Ce feuilleton du genre drama s’est démarqué grâce à l’originalité du scénario ainsi que par la justesse et la puissance des comédiens dans leur interprétation à l’instar des deux personnages principaux Abdelkader Djeriou et Youcef Sehairi.
Cette année, contrairement aux Ramadhans précédents, le grand public trouve son bonheur grâce aux productions proposées qui, pour la plupart, offrent enfin un contenu de qualité. Après le succès de la première saison d’El Khawa en 2017 du Tunisien Madih Belaïd (la deuxième saison était un flop en 2018), voilà qu’en 2019, des dramas algériens réalisés par des Tunisiens, des Syriens ou des Turcs enregistrent un énorme succès, comme cela est le cas du feuilleton Ouled lahlal (Les fils de bonne famille).
Né d’une idée originale de Ahmed Aymen El Djouadi et d’une réalisation du Tunisien Nasreddine Sehili, ce programme a conquis les téléspectateurs pour son authenticité. C’est l’histoire de deux frères orphelins Merzak (Abdelkader Djeriou) et Zinou (Youcef Sehairi), qui habitent dans le quartier populaire El-Bahia (Oran). Une sorte de “Robin des Bois” des temps modernes, ce duo pique l’argent des riches corrompus pour subvenir à leurs besoins ou à ceux des autres. Loin des “œuvres” proposées par le passé où l’on ne parle que d’amour et d’histoires à l’eau de rose, Ouled lahlal convainc quotidiennement- l’épisode enregistre pas moins de 3 millions de vus sur youtube- pour son contenu.
En fait, le téléspectateur ne suit pas seulement les aventures des frangins, il est également propulsé au cœur des bas-fonds d’El Bahia (en référence au quartier El-Darb) dans lequel plusieurs personnages sont proposés, notamment ces mères courage veuves ou mariées qui se battent au détriment de leur vie pour nourrir leurs enfants, ces jeunes filles qui tentent de survivre dans un milieu hostile, et ce, en travaillant ou en tentant de trouver un mari. Nous retrouvons également le problème des violences conjugales, de drogue, de kidnapping d’enfants… des ingrédients qui font notre société et qui ont été longtemps occultés par les réalisateurs télé.

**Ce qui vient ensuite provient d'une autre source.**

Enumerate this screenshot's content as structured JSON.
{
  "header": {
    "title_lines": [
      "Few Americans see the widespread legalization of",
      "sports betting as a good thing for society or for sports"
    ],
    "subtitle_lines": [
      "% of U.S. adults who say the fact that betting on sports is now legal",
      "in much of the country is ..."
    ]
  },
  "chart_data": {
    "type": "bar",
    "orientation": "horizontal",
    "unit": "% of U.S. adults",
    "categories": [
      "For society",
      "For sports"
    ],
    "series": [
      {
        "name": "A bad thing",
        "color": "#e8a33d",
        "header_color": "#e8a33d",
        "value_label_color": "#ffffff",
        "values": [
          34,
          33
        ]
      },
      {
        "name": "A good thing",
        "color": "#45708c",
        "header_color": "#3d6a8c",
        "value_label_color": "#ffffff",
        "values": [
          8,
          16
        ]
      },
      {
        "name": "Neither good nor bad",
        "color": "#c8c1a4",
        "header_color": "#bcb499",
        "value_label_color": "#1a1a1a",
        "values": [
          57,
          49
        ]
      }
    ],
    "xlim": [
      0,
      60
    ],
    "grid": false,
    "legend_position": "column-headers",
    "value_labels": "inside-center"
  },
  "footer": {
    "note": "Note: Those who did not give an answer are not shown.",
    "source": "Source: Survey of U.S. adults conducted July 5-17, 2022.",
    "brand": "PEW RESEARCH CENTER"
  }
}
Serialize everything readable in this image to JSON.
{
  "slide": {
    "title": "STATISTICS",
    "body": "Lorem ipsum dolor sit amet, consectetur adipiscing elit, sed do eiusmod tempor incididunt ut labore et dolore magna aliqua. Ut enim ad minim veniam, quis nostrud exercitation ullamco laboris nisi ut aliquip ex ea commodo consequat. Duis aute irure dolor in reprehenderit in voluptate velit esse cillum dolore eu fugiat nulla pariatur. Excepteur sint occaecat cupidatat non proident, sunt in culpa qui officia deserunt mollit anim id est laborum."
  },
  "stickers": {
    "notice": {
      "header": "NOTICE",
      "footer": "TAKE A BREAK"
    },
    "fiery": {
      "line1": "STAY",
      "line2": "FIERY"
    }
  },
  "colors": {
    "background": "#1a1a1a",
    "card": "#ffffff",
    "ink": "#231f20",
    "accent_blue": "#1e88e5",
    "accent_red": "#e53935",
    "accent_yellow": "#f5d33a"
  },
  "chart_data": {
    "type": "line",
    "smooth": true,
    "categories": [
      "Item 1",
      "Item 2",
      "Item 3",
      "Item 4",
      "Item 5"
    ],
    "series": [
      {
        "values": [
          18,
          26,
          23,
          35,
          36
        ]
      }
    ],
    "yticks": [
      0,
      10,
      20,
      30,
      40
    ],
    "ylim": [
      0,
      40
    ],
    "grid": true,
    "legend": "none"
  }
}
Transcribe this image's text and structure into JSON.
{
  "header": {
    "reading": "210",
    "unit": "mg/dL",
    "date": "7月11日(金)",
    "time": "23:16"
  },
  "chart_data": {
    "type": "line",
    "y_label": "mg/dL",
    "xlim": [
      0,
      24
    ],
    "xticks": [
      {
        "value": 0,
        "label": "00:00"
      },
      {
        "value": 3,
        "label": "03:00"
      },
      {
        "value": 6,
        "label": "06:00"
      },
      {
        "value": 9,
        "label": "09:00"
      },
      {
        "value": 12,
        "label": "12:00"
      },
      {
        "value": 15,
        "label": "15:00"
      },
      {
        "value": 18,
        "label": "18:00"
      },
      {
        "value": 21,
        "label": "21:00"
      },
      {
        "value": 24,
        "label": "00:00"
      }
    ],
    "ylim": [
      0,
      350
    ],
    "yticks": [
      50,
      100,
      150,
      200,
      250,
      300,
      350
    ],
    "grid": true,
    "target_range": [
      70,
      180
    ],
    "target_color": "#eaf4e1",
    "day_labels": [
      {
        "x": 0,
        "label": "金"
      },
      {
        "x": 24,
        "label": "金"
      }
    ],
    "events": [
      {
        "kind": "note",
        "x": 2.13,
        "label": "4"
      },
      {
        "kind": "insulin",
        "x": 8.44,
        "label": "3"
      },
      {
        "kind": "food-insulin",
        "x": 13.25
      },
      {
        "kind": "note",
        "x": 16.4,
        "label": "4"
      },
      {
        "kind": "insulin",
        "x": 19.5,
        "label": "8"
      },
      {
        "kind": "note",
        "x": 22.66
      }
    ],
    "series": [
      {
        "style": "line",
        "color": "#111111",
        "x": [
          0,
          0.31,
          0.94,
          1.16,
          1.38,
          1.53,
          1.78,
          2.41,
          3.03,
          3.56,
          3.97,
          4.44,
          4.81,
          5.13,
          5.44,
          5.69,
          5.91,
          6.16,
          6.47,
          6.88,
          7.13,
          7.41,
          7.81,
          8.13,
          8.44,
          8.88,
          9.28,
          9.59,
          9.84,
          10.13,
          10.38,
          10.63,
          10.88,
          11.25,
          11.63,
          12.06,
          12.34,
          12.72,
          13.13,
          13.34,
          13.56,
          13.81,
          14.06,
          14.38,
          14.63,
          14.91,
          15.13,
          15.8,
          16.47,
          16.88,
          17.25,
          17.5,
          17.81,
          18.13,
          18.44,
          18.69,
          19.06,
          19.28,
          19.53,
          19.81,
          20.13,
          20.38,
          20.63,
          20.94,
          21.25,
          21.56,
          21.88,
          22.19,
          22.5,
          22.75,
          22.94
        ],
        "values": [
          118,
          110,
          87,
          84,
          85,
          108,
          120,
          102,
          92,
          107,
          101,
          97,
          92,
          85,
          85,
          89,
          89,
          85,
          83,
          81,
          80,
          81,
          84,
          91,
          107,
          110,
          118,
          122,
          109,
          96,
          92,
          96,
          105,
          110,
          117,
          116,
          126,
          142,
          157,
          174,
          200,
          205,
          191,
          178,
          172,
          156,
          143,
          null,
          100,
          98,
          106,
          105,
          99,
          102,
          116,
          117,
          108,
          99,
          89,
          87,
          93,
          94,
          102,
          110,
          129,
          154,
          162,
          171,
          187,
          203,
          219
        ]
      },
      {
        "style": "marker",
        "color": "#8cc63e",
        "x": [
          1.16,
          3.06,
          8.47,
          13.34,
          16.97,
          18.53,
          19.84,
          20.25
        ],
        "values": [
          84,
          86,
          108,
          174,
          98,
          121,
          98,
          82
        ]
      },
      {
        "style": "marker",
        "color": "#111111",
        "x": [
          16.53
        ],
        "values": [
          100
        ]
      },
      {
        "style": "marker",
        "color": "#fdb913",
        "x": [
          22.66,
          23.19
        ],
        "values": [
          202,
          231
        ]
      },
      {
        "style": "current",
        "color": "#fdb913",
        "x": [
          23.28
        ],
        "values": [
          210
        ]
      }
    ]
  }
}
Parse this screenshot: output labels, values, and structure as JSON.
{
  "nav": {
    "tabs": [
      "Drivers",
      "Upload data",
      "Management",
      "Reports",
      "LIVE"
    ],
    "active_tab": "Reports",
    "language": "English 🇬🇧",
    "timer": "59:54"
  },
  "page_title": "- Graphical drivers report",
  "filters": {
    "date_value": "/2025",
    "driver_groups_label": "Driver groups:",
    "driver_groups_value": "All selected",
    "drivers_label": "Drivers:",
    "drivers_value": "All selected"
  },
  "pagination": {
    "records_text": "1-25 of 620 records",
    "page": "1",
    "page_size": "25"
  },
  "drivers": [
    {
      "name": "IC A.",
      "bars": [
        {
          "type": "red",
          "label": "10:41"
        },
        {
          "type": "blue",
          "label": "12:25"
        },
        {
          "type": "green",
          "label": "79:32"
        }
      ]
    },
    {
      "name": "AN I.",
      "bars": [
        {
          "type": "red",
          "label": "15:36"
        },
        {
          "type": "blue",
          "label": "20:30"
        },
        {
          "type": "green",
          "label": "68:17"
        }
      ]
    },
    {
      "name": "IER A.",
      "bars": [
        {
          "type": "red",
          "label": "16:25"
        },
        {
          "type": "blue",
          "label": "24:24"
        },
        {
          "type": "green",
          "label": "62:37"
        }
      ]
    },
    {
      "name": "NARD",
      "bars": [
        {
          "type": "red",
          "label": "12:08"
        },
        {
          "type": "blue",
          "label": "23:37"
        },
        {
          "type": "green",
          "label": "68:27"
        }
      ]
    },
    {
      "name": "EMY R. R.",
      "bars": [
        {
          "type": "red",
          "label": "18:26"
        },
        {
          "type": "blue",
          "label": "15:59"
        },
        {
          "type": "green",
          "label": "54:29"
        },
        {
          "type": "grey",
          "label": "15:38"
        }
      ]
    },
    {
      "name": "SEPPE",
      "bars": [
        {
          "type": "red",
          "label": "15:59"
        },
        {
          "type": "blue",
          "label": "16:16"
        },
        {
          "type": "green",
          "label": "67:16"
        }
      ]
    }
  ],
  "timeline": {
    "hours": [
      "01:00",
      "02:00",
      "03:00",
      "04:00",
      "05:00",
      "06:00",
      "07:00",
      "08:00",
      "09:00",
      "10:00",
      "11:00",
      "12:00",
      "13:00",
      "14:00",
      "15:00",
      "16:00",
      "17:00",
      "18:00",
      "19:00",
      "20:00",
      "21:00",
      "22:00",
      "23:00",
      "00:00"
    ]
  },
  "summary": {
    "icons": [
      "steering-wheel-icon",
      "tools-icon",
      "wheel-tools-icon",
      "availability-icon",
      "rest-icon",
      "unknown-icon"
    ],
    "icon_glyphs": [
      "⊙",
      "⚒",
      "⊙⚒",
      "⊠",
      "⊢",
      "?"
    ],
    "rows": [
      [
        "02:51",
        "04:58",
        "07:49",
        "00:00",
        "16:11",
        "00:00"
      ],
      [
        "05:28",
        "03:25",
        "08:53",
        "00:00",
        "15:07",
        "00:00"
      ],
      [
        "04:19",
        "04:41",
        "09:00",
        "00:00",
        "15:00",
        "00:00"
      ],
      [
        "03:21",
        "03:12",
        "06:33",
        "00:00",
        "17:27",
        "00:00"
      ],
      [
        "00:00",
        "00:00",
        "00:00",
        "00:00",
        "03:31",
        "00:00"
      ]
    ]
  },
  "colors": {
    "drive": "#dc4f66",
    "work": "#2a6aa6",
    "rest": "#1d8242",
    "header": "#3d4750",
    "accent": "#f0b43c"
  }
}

À travers des dialogues bien ficelés, de la cohérence dans le scénario et la trame, nous découvrons chaque jour un bout de notre réalité que nous ne connaissons pas forcément, seulement à travers les journaux ou les racontars des uns et des autres.
Aussi la particularité de ce feuilleton outre qu’il y a de l’intrigue et des rebondissements dans chaque épisode, est la capacité du réalisateur à faire ressortir la noirceur et la pureté de ses personnages. Dans un décor apocalyptique où la misère ronge les habitants jusqu’à l’os, ces derniers ne sont pas construits sur des stéréotypes du genre “les gens dans le besoin ne survivent que par le crime et la mendicité”. Ils ont des rêves et l’espoir d’un futur meilleur malgré l’amertume et la frustration. Oulad lahlal doit entre autres, sa réussite au casting bien ficelé.
Chaque comédien porte si bien son rôle qu’il nous fait oublier le fictionnel. Pour la plupart issus du théâtre, ces jeunes comédiens oùles plus confirmés se sont surpassés dans leur jeu, comme cela est le cas de Youcef Sehairi, Abdelkader Djeriou, Souhila Maâlem, Mohamed Khassani ou encore Malika Belbey, Imen Noël, Abdellah Bendjellab, Mustapha Laaribi…Cette alchimie entre les comédiens a fait naître une sorte de symbiose, qui a donné un bon résultat : le héros n’est plus le “personnage” mais le quartier en lui-même qui insuffle cette humanité au milieu du chaos.
Cette fiction inspirée de la réalité de la société algérienne, notamment de ces quartiers populaires marginalisés, a permis de concilier des millions de téléspectateurs, toutes classes confondues. Elle a aussi démontré que la scène culturelle regorge de comédiens et comédiennes talentueux, qui n’ont rien à envier aux vedettes étrangères, s’ils sont dirigés par un réalisateur professionnel et font face à des rôles de qualité et de composition.